By 2021, regulators were looking more at future markets. That year, the FTC filed suit in its domestic court to stop Ilumina from buying the Grail, which tests blood to detect cancer. Judge of the domestic court managed for Ilumina, which has already taken the unusual step of closing the deal.

this month, The FTC voted overturn the judge’s order and demanded that Illumina sell the Grail. Ilumina plans to appeal the decision in traditional federal court.

Last year, the FTC sued to block Meta from buying Within, which makes a virtual reality fitness game, saying it would harm competition in the so-called metaverse market, where users play, work and communicate in virtual worlds. In February, a judge refused to temporarily halt the deal, and the agency dropped its appeal.

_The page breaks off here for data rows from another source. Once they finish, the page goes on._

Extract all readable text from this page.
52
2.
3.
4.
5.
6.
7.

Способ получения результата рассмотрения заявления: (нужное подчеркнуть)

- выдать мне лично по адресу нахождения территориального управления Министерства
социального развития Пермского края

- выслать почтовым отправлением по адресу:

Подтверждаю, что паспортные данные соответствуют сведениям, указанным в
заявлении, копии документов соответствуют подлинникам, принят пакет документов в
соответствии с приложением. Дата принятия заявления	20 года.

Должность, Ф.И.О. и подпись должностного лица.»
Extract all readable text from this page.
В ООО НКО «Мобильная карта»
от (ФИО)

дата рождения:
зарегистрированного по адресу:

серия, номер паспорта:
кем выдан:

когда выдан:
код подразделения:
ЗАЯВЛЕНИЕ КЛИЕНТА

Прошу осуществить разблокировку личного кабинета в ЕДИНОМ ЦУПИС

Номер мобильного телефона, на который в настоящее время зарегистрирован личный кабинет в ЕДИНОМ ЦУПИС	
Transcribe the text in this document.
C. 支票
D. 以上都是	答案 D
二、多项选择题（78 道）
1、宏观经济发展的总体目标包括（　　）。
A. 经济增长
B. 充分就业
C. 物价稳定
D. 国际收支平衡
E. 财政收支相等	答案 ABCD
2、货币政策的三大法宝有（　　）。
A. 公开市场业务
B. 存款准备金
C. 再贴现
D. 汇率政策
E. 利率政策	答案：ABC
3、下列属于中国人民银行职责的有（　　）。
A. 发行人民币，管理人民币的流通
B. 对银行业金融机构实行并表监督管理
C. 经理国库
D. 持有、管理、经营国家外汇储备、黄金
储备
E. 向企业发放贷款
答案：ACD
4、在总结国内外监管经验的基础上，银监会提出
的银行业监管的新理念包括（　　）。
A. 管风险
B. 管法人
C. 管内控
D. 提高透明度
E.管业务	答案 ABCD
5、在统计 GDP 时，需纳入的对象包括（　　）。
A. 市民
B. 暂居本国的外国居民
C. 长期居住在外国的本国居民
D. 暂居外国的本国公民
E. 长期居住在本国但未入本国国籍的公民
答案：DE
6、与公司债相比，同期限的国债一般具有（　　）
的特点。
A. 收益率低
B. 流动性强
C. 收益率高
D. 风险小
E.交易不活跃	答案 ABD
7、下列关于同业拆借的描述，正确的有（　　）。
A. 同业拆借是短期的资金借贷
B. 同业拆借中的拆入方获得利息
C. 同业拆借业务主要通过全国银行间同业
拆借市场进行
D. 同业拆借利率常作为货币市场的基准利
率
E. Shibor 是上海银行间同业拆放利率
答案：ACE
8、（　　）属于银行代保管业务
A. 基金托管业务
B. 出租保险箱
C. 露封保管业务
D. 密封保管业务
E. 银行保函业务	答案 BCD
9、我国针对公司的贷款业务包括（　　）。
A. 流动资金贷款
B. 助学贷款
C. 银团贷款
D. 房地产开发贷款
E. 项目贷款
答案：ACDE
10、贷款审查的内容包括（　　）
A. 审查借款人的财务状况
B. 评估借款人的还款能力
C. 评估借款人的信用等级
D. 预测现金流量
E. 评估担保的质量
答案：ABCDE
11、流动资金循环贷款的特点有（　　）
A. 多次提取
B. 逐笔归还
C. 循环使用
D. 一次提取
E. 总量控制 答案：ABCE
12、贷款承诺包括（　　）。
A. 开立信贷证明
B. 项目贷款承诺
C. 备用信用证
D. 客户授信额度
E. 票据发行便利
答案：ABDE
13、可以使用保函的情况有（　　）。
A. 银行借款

In trying to block Microsoft’s purchase of Activision — the biggest consumer technology deal since AOL bought Time Warner decades ago — British authorities have focused squarely on the deal’s impact on cloud gaming, now a niche market.

Officials said cloud gaming could be worth $13.7 billion globally by 2026, and are concerned that Microsoft already accounts for 60 to 70 percent of today’s services. Microsoft also has tools to manage the entire cloud gaming ecosystem, from the Azure cloud system to Xbox services, the agency said.

But cloud gaming is in its infancy, and it is there is no guarantee that the technology, which requires massive processing power and often crashes, will become mainstream. According to London-based firm Ampere Analysis, sales of subscription services that exclusively offer cloud gaming will reach about $288 million worldwide this year.

“They’re predicting what’s going to happen,” said Piers Harding-Rawls, games researcher for Ampere Analysis. “There is some legitimacy to it, but it’s hard to predict. It’s a very dynamic space.”

Antitrust officials seem to be looking ahead to other young technologies as well. At an event in March, Jonathan Kanter, the Justice Department’s head of antitrust, and FTC Chairwoman Lina Hahn said they view AI products as ChatGPT could be potentially transformative – and ripe for tech giants to dominate.

“It’s another transition that we’re looking at carefully,” Ms. Khan said, “to make sure that if it’s an opportunity for competition to really come into the market and disrupt it, we allow that to happen, rather than an illegal market-locking tactic.” “.